Gefällt dir nicht, was? Hm. Ich sehe ja, dass du leidest. Hm. Tut mir irgendwie auch leid. Dass das so schlimm sein würde für uns, wollte ich ja auch nicht. Nichts mehr los mit uns beiden. 5 Jahre Ödheit. Hm.

He, das schmeckt ja plötzlich ganz anders hier. Völlig giftfrei! Wie geil ist DAS denn? Yeah! Wir sind wieder da! Komm, lass uns so richtig einen drauf machen! Wir haben was nachzuholen. Die Nachbarn über mir, die da links und rechts, ich glaube, die sind ausgezogen, von denen höre ich gar nichts mehr. Die haben wohl alle Brücken hinter sich eingerissen. Ach, unwichtig. Jetzt ist Trallafitti!

Wie ich das genieße, so frei zu sein! Ich lasse richtig die Sau raus, heftiger und öfter, als du dir je hättest vorstellen können! Zu heftig und zu oft ist dir das? Weißt du, wie egal mir das ist?

Den einen, in den könnte ich mich verlieben. Der sagt so schöne Dinge über mich. Ich glaube, der kennt mich besser als du. Der weiß, wie ich mich rundum anfühle, wie glatt ich bin, was ich für Geräusche mache, der beobachtet mich genau und genießt mich. Solltest dir von ihm mal eine Scheibe abschneiden. Und mehr von seiner Sorte zu mir lassen. Die meisten schubsen mich rum und treten mich, als wär ich ein Stück Fleisch.

Du, ich höre das! Auch wenn du es nicht mir sagst, was dir nicht passt, ich HÖRE das!
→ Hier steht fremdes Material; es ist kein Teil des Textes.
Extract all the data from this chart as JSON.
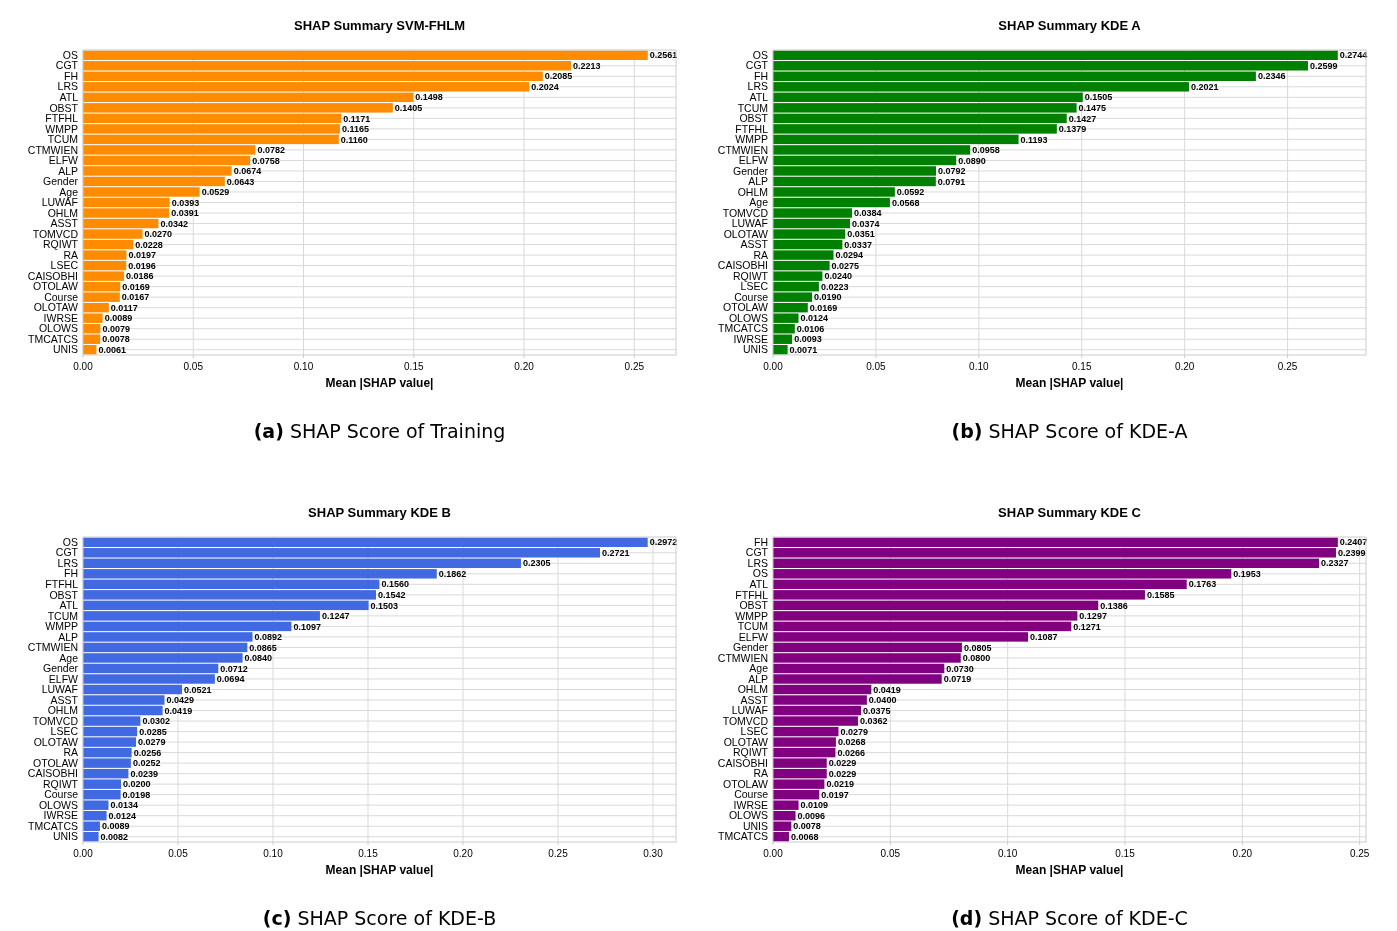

Ich höre auch, dass du dir keinen Blödsinn einfallen lässt, aber wie wäre es denn, wenn du einfach akzeptieren würdest, wie es ist? Bei all den Nachteilen vergiss bitte die Vorteile nicht. Wir haben Spaß! Ist das nicht alles andere wert?

Einen geb ich dir noch mit. Ich spucke und schreie einmal, um dich zu erschrecken. Hihi, hat funktioniert. Dir hab ich einen Strich durch die Planung gemacht. Einfach so.

Nee. Da kommt nichts mehr. Wenn du dich von einmal Schreien und Spucken so beeinflussen lässt, ist das nicht mein Problem, Mädel. Sitz du mal am Wochenende rum und warte. Ich hab Zeit.

JETZT! Jetzt leg ich los! Komm, hör auf zu jammern, und kuschel dich mit mir auf’s Sofa. Ach, und bring eine Wärmflasche mit.

An F. Schon wieder.

Ja, ich bin es. Ich habe nur meinen Namen geändert, damit die Nazis, denen ich gerne auf die Schlipse trete, nicht irgendwann vor meiner Tür stehen. Du erkennst mich an meiner Silhouette, an meinen Beinen.

Auch deine beiden Mails im Januar habe ich erhalten. Deine Fotos habe ich zur Kenntnis genommen. Immer noch bist du unglaublich sexy, das wirst du sicher auch noch ein paar Jahre lang bleiben. Deine neue Frisur finde ich allerdings scheiße, mit längeren Haaren gefielst du mir erheblich besser. Da konnte man rein greifen.

Nein, ich „schulde“ dir überhaupt nichts. Erst recht keine Erklärung. Trotz deines Selbstbewusstseins bist du leicht kränkbar und liest nicht alles so, wie ich es schreibe, daher spare ich es mir.

Und wieder einmal lässt du mich nicht schlafen. Weil ich dir in Gedanken schreiben muss, weil ich mir vorstellen muss, wie es wäre, wenn ich dir antwortete. Ob ein Kaffee reichen würde. Ob du dafür herkommen würdest. Ob ich doch wieder deine Haut spüren wollte. Deine Brust, deine Schultern. Ob ich wenigstens deine Lippen probieren wollte. Wenn ich sie denn bekäme. Ob ich dir überhaupt noch gefallen würde. Ob es mir gefallen würde. Was ich dir sagen wollte. Wie du darauf reagieren würdest.

Weil ich die Antwort nicht weiß, stelle ich mir die Fragen nicht mehr. Ich leere meinen Kopf und gehe wieder ins Bett.